A basketball player runs across the field while another defends against him.
The Tigers suffered their biggest loss of the season when they played the Big Red earlier this season in Ithaca.
Picture courtesy of @PrincetonMBB/X

The men’s basketball team (21–3 overall, 9–2 Ivy League) was 15–1 heading into their Jan. 27 matchup with the Cornell Big Red (20–5, 9–2), having yet to drop an Ivy League game.

In an 83–68 loss, they shot 32.2 percent from the field, 18.5 percent from beyond the arc, and scored just 68 points — all of which were season lows. 


The Tigers suffered another loss in their next game against the Yale Bulldogs (18–8, 9–2), and, in the blink of an eye, their hopes of a perfect Ivy League season were slashed and wishes for an at-large bid to March Madness diminished.

There will be no shortage of motivation for the Tigers when they host Cornell on Saturday night — they still remember how badly they were beaten in January. A win against the Big Red will all but secure a third consecutive Ivy League regular season title and a No. 1 seed in Ivy Madness. 

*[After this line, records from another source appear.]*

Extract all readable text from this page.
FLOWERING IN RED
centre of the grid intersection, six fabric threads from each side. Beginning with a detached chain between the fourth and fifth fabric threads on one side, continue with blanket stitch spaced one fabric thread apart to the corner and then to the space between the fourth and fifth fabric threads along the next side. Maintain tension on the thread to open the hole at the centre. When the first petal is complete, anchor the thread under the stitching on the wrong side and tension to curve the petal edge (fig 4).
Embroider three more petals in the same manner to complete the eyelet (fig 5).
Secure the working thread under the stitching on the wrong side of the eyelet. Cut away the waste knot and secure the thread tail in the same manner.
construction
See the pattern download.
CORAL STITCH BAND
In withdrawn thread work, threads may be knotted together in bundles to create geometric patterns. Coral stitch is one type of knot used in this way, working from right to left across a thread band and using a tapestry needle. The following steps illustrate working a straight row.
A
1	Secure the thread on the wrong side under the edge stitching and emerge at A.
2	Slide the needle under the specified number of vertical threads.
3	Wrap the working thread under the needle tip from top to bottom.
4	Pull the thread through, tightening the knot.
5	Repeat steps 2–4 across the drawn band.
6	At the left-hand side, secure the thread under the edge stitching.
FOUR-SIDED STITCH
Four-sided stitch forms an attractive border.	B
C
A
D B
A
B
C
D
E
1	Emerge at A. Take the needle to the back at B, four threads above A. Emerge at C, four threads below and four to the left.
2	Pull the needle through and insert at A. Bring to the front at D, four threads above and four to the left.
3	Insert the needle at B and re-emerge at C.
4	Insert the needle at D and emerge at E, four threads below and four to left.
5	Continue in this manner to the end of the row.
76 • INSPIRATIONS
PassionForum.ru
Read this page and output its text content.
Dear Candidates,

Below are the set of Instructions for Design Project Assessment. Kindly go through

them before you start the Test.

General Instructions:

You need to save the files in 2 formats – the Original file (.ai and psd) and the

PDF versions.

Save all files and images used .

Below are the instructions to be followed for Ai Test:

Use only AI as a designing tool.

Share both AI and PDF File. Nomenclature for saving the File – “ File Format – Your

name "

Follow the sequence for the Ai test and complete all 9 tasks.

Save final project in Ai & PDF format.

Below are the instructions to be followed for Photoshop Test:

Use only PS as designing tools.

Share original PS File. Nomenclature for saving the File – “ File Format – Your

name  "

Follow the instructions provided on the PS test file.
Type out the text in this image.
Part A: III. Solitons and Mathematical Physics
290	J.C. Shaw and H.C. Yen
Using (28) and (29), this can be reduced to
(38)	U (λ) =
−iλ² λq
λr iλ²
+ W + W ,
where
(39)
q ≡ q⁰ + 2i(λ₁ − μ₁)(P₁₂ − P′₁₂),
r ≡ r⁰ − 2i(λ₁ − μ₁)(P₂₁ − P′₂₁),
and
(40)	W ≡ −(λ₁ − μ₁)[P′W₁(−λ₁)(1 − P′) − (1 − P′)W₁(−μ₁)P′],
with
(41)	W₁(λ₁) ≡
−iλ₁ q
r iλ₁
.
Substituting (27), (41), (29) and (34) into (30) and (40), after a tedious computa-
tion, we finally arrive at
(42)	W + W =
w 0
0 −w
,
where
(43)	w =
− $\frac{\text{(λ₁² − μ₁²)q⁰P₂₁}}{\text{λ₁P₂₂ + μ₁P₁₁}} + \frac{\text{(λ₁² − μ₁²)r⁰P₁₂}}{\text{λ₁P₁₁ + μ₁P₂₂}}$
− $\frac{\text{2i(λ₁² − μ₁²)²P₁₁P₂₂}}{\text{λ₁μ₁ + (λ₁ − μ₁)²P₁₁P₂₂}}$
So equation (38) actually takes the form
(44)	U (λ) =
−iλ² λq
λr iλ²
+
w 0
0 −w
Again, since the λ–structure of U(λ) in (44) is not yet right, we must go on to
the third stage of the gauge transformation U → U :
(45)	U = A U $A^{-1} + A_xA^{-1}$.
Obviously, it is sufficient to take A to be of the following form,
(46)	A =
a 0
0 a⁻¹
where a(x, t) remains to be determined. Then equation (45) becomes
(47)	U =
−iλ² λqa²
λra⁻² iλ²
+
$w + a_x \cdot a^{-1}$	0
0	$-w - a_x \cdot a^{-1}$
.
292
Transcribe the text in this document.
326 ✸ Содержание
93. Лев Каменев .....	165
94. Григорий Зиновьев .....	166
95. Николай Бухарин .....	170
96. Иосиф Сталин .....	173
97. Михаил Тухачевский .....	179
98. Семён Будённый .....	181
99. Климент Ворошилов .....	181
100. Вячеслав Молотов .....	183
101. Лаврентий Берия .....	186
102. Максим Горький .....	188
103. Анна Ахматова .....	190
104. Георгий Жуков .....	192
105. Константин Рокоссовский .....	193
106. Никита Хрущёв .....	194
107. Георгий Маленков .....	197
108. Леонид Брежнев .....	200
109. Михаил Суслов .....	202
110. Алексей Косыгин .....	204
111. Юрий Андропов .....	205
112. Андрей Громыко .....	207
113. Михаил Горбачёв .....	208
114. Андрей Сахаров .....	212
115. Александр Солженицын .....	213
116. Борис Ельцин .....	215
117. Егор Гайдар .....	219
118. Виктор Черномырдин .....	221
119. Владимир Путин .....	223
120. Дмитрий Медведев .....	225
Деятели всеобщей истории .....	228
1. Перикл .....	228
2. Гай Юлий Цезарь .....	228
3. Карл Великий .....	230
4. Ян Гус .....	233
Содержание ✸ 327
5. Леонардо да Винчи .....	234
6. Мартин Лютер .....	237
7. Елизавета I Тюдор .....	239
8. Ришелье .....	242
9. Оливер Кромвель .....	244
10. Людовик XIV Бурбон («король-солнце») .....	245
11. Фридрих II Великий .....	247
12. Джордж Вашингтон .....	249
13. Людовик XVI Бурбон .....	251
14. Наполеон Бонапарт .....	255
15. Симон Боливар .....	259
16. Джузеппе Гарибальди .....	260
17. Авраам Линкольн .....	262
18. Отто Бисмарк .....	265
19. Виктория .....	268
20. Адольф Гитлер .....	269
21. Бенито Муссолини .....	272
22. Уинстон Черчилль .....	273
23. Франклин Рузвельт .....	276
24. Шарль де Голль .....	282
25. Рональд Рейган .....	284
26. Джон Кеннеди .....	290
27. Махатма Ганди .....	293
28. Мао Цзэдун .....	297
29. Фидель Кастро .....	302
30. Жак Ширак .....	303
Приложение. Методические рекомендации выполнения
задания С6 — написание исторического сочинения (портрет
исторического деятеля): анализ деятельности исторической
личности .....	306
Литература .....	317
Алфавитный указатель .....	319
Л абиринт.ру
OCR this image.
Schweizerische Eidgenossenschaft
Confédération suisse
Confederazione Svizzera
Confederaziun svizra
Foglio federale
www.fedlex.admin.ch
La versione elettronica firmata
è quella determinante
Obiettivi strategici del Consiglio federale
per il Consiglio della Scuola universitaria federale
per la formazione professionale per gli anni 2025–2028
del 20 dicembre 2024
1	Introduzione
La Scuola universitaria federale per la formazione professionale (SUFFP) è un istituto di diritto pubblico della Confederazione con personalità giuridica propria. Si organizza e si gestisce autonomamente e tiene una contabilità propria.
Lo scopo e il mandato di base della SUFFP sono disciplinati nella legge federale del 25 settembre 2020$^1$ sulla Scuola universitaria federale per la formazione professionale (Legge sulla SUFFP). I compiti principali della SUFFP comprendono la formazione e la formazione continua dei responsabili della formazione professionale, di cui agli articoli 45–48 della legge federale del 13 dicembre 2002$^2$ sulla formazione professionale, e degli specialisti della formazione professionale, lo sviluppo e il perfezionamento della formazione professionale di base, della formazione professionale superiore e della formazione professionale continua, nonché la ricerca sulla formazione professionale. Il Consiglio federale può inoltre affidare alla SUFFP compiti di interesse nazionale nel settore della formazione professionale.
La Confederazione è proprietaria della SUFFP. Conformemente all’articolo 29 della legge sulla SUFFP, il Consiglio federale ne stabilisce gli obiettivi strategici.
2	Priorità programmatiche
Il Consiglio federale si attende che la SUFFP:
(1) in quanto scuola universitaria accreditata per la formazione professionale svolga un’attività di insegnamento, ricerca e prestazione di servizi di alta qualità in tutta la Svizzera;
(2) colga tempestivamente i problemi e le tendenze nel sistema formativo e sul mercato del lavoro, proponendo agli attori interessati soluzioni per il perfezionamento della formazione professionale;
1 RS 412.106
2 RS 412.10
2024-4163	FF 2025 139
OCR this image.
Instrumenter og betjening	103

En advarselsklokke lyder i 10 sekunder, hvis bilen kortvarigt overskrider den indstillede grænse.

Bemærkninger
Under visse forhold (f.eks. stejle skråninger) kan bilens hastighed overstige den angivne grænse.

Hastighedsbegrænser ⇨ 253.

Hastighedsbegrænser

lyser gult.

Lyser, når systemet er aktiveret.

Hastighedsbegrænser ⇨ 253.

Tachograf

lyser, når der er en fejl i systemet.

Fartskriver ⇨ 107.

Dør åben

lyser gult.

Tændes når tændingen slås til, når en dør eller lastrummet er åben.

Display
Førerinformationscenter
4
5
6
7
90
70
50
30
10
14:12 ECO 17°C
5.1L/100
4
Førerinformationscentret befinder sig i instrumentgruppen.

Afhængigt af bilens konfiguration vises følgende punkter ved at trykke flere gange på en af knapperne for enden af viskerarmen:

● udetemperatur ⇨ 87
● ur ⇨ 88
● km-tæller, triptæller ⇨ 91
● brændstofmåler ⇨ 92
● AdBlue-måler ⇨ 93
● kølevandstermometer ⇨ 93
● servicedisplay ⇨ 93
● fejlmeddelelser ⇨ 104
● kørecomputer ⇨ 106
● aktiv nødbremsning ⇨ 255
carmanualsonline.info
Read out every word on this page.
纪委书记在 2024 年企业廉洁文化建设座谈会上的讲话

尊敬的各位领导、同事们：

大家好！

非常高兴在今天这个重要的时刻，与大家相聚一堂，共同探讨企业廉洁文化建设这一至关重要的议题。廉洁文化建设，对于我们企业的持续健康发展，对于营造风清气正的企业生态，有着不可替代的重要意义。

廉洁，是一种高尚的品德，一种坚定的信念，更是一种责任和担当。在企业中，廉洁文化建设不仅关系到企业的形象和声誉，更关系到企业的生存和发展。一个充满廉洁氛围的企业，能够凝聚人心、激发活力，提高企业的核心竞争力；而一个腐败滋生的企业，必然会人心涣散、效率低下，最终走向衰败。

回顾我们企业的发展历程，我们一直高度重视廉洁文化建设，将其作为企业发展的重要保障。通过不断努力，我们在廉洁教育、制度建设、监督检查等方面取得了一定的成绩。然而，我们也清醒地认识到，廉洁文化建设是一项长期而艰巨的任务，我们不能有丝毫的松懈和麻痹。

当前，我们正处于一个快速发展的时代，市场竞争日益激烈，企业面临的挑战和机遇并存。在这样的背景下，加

The Big Red, who stood alone at the top of the Ivy League standings just last week, now share the top spot with the Tigers and the Bulldogs after they fell to the Brown Bears (9–17, 5–6) in a shocking upset last weekend.

Though the taste of a bad loss is certainly lingering for the Big Red, the fact remains that they have been an offensive nightmare for opposing teams all season. They have the Ivy League’s highest scoring offense and tallest starting five — both of which were on display against the Tigers, when the Big Red shot 57.6 percent from the field and won the rebound battle 37–2.

It will be a battle between two of the Ivy League’s highest scoring, fastest-paced teams, and fans will be in for a show.

March is here. Naturally, madness will ensue.


Associate Sports editor Hayk Yengibaryan ’26, associate Sports editor Tate Hutchins ’27, and assistant Sports editor Alex Beverton-Smith ’27 offered their picks for this weekend’s contest.

Princeton 78, Cornell 61 — Hayk Yengibaryan, associate Sports editor 

Cornell is not built for March. 

You cannot win big games late in the season with a defense like Cornell's. Ranked dead last in team defense and giving up a whopping 71 points per game, this is simply not a recipe for success. Less than two weeks ago, Cornell gave up 47 points to Dartmouth — in the first half. For reference, the Big Green have notched just five wins across the season and are ranked 336 out of 362 in the latest NCAA NET rankings.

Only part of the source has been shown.